As recently as late June, Brazil and India walked out of global trade talks in Germany over the issue of fund subsidies. They said the continued payment of subsidies to US cotton farmers was harming much poorer cotton producers in Africa and was in violation of global trade rules. It now appears that the WTO agrees. For its part the US trade representatives’ office has said it's very disappointed by the panel's findings.

The main runway at Brazil's busiest airport has reopened ten days after a passenger plane skidded off and causing the country's worst aviation disaster. The runway at Sao Paulo's Congonhas airport has been repaved but there will still be restrictions on landings because modifications to improve the drainage of rainwater are not complete.

The Pakistani authorities say a suicide bomber has killed at least thirteen people in an attack near the Red Mosque in Islamabad. A BBC correspondent to the scene says the target appeared to be police officers deployed nearby during an Islamist demonstration. During the protest, police use tear gas to disperse students who briefly occupied the mosque. Pakistan's deputy Information Minister Tariq Azam Khan said the attack may have been coordinated with the demonstration.

"Some people who got their mayhem impact the mosque that enlightened some reaction trembles the security forces and there was really large numbers to control the situation inside the mosque and while they were there then this attack happened."

Officials in Serbia say a gunman has gone on the rampage in the village in the east of the country shooting dead at least eight people. The Interior Minster Dragan Jocic said the shooting happened in the village of Y near the border with Bulgaria.

World news from the BBC

The Palestinian born doctor who was in prison in Libya for eight years on charges of infecting children with HIV says he was tortured while in custody. Doctor Ashraf Alhajouj told a Dutch television program he had been given electric shocks to his genitals and been sexually assaulted by police dogs.
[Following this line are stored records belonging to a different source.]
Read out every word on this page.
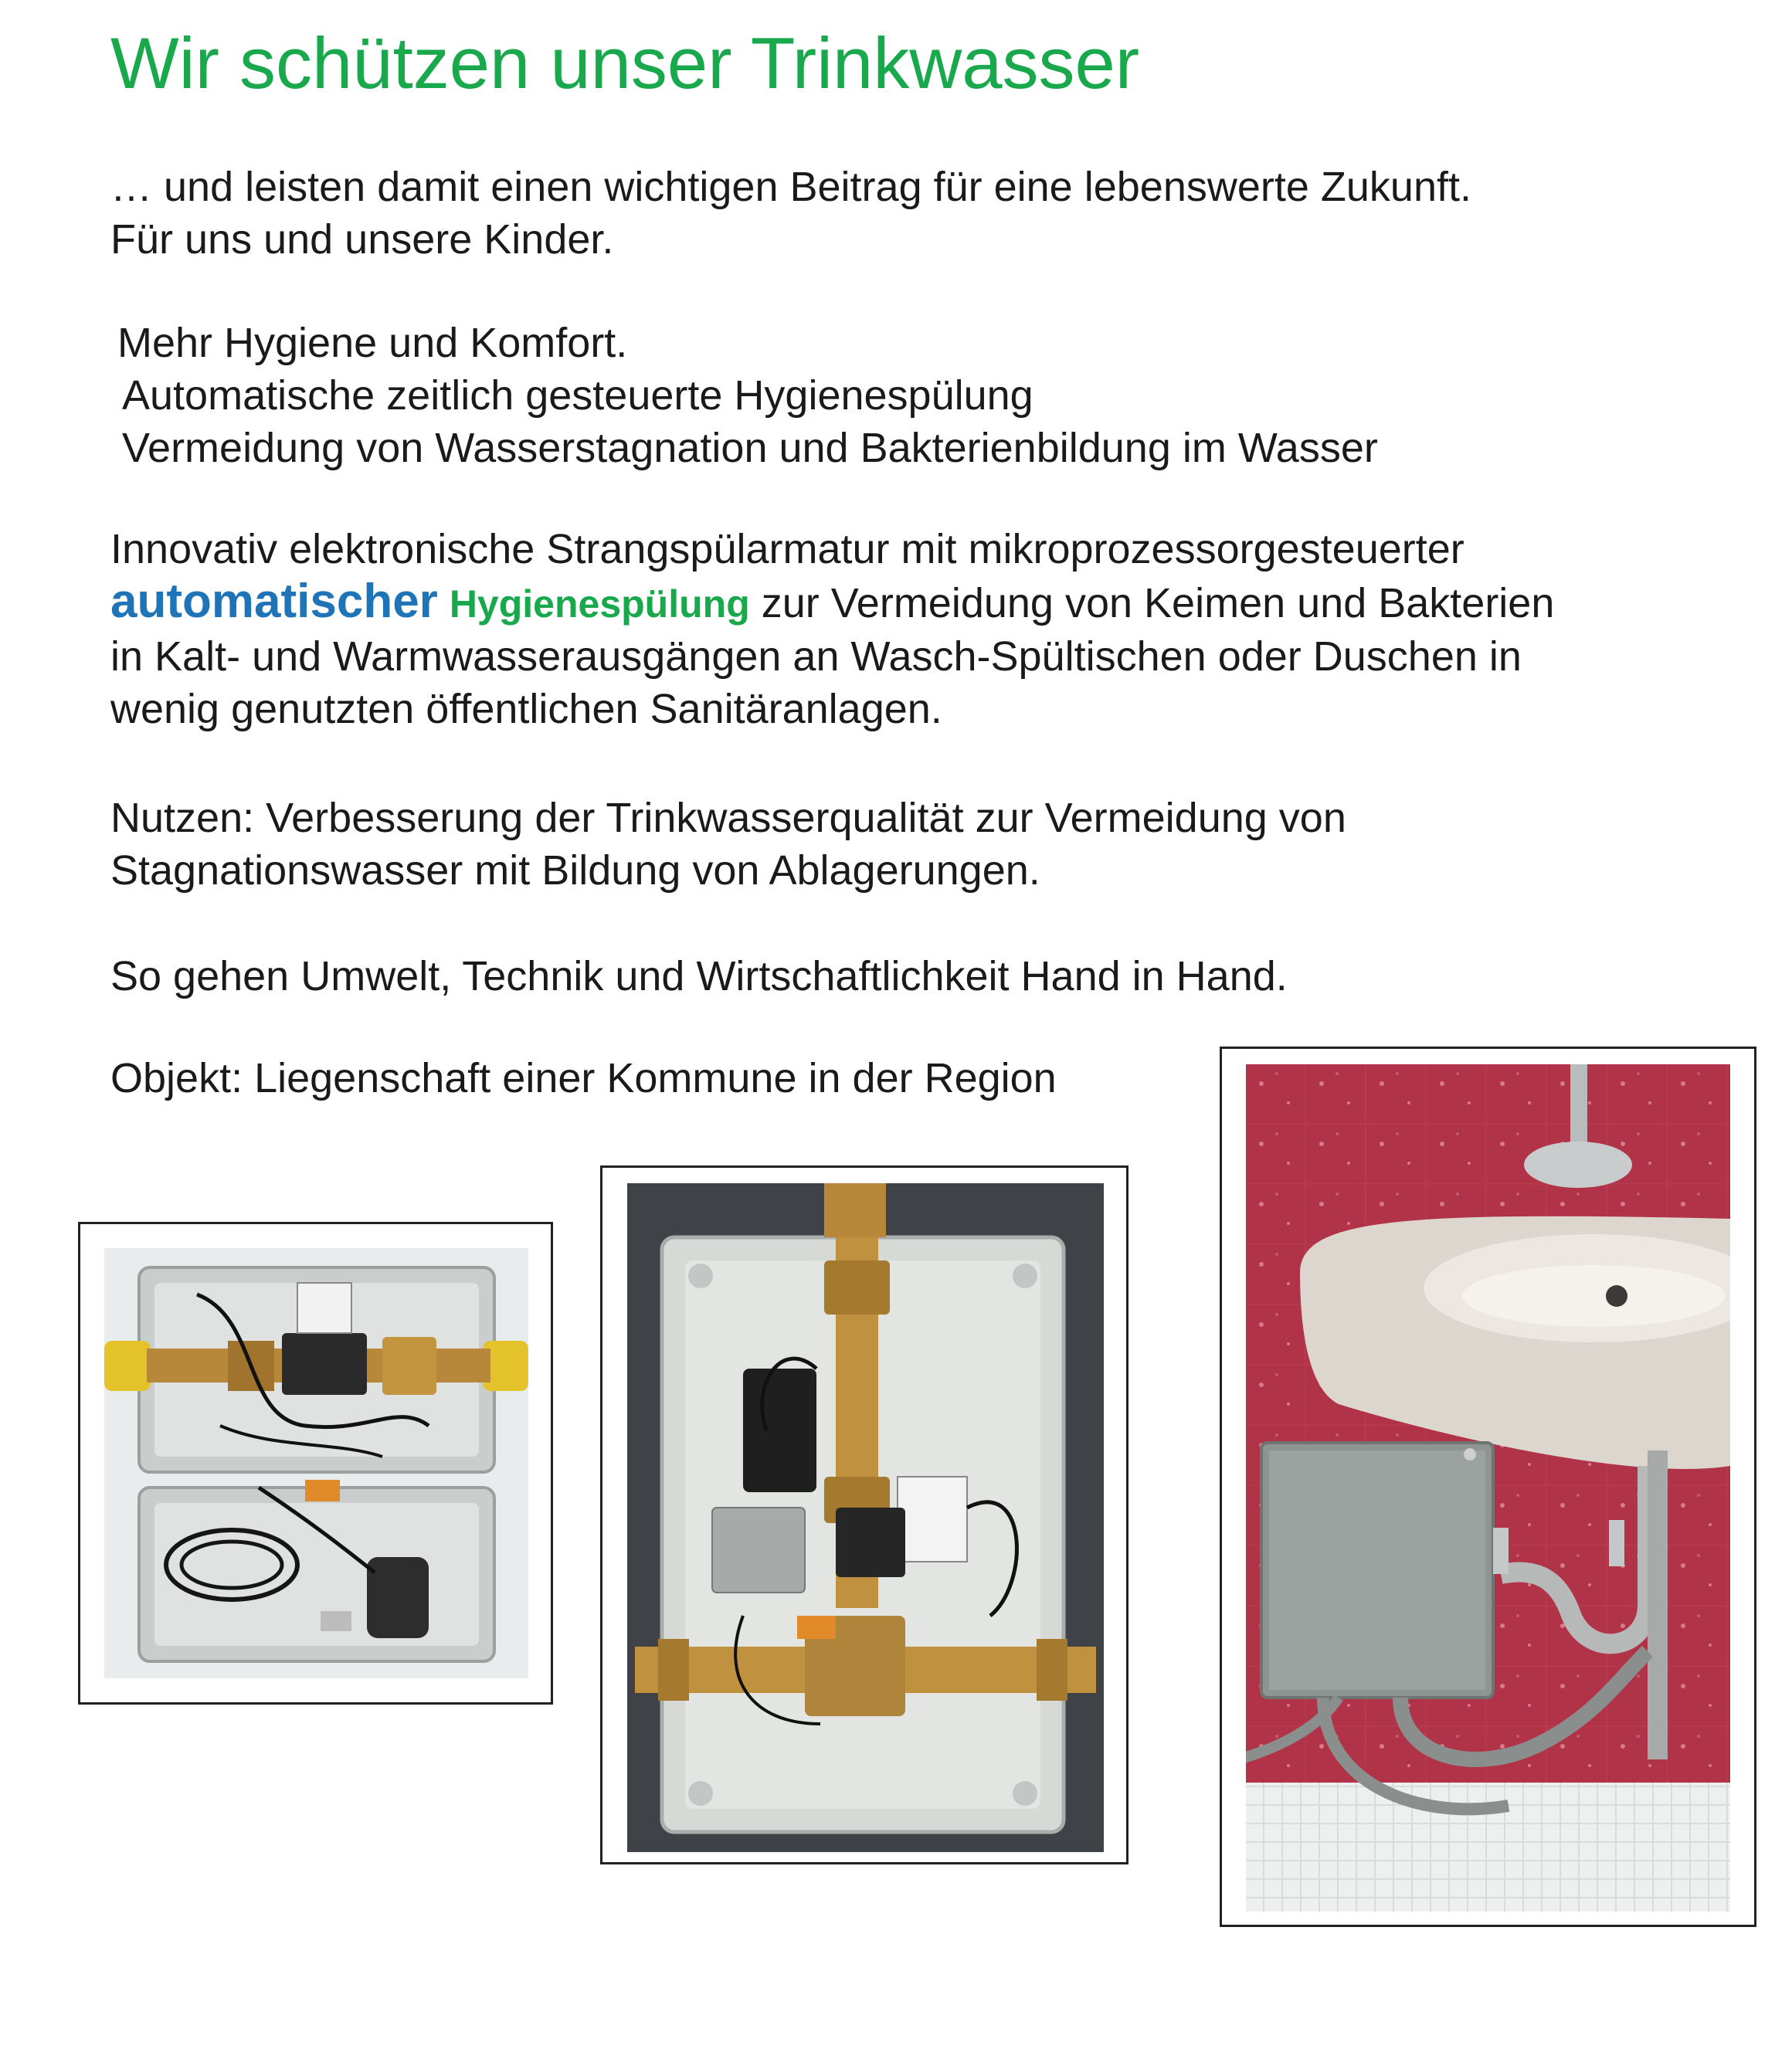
Wir schützen unser Trinkwasser

… und leisten damit einen wichtigen Beitrag für eine lebenswerte Zukunft.
Für uns und unsere Kinder.

Mehr Hygiene und Komfort.
Automatische zeitlich gesteuerte Hygienespülung
Vermeidung von Wasserstagnation und Bakterienbildung im Wasser

Innovativ elektronische Strangspülarmatur mit mikroprozessorgesteuerter
automatischer Hygienespülung zur Vermeidung von Keimen und Bakterien
in Kalt- und Warmwasserausgängen an Wasch-Spültischen oder Duschen in
wenig genutzten öffentlichen Sanitäranlagen.

Nutzen: Verbesserung der Trinkwasserqualität zur Vermeidung von
Stagnationswasser mit Bildung von Ablagerungen.

So gehen Umwelt, Technik und Wirtschaftlichkeit Hand in Hand.

Objekt: Liegenschaft einer Kommune in der Region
United States' Space Agency NASA says that a full-scale inquiry has been launched into disclosures that astronauts were allowed to fly after drinking heavily. Officials stress that medical personnel were routinely assigned to every training and space mission and that any breach of health safety will be immediately addressed. From Washington here is Kim Ghattas.

The panel looking into the health of the NASA crew said the two incidents involved one astronaut who flew on the Russian spacecraft possibly in the year 2000 and the other on the space shuttle at an undetermined time. It is unclear how many hours before the flight the drinking occurred and what quantities were consumed. But the other problem was the fact that doctors who raised their concern about the drinking said that they felt they were ignored.
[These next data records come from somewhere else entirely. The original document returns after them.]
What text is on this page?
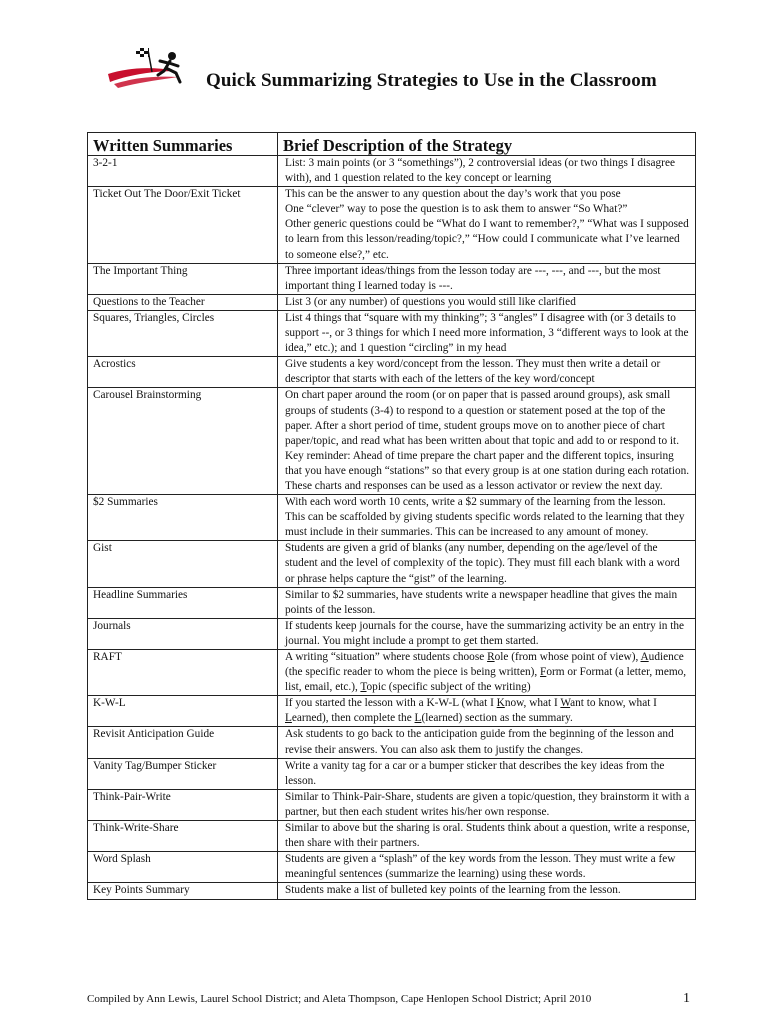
Quick Summarizing Strategies to Use in the Classroom
Written Summaries	Brief Description of the Strategy
3-2-1	List: 3 main points (or 3 “somethings”), 2 controversial ideas (or two things I disagree with), and 1 question related to the key concept or learning
Ticket Out The Door/Exit Ticket	This can be the answer to any question about the day’s work that you pose
One “clever” way to pose the question is to ask them to answer “So What?”
Other generic questions could be “What do I want to remember?,” “What was I supposed to learn from this lesson/reading/topic?,” “How could I communicate what I’ve learned to someone else?,” etc.
The Important Thing	Three important ideas/things from the lesson today are ---, ---, and ---, but the most important thing I learned today is ---.
Questions to the Teacher	List 3 (or any number) of questions you would still like clarified
Squares, Triangles, Circles	List 4 things that “square with my thinking”; 3 “angles” I disagree with (or 3 details to support --, or 3 things for which I need more information, 3 “different ways to look at the idea,” etc.); and 1 question “circling” in my head
Acrostics	Give students a key word/concept from the lesson. They must then write a detail or descriptor that starts with each of the letters of the key word/concept
Carousel Brainstorming	On chart paper around the room (or on paper that is passed around groups), ask small groups of students (3-4) to respond to a question or statement posed at the top of the paper. After a short period of time, student groups move on to another piece of chart paper/topic, and read what has been written about that topic and add to or respond to it. Key reminder: Ahead of time prepare the chart paper and the different topics, insuring that you have enough “stations” so that every group is at one station during each rotation. These charts and responses can be used as a lesson activator or review the next day.
$2 Summaries	With each word worth 10 cents, write a $2 summary of the learning from the lesson.
This can be scaffolded by giving students specific words related to the learning that they must include in their summaries. This can be increased to any amount of money.
Gist	Students are given a grid of blanks (any number, depending on the age/level of the student and the level of complexity of the topic). They must fill each blank with a word or phrase helps capture the “gist” of the learning.
Headline Summaries	Similar to $2 summaries, have students write a newspaper headline that gives the main points of the lesson.
Journals	If students keep journals for the course, have the summarizing activity be an entry in the journal. You might include a prompt to get them started.
RAFT	A writing “situation” where students choose Role (from whose point of view), Audience (the specific reader to whom the piece is being written), Form or Format (a letter, memo, list, email, etc.), Topic (specific subject of the writing)
K-W-L	If you started the lesson with a K-W-L (what I Know, what I Want to know, what I Learned), then complete the L(learned) section as the summary.
Revisit Anticipation Guide	Ask students to go back to the anticipation guide from the beginning of the lesson and revise their answers. You can also ask them to justify the changes.
Vanity Tag/Bumper Sticker	Write a vanity tag for a car or a bumper sticker that describes the key ideas from the lesson.
Think-Pair-Write	Similar to Think-Pair-Share, students are given a topic/question, they brainstorm it with a partner, but then each student writes his/her own response.
Think-Write-Share	Similar to above but the sharing is oral. Students think about a question, write a response, then share with their partners.
Word Splash	Students are given a “splash” of the key words from the lesson. They must write a few meaningful sentences (summarize the learning) using these words.
Key Points Summary	Students make a list of bulleted key points of the learning from the lesson.
Compiled by Ann Lewis, Laurel School District; and Aleta Thompson, Cape Henlopen School District; April 2010	1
There have been further sharp falls on world stock markets amid rising concern that an era of cheap credit is coming to an end. A volatile dawn Wall Street ended with stocks down by more than one and a half percent with much of the fall coming in the last twenty minutes of trading. Responding to the slide, President Bush expressed his faith in the strength of the US economy.

"To the economy it is large, flexible and resilient, when the interesting aspect of this economic growth is that we have benefited from increased exports."

Two news helicopters have collided in the American state of Arizona killing at least four people. The aircrafts from rival television channels were broadcasting live footage of a dramatic police car chasing in Phoenix when they crashed into each other and came down in a park in the city center. No one on the ground was hurt.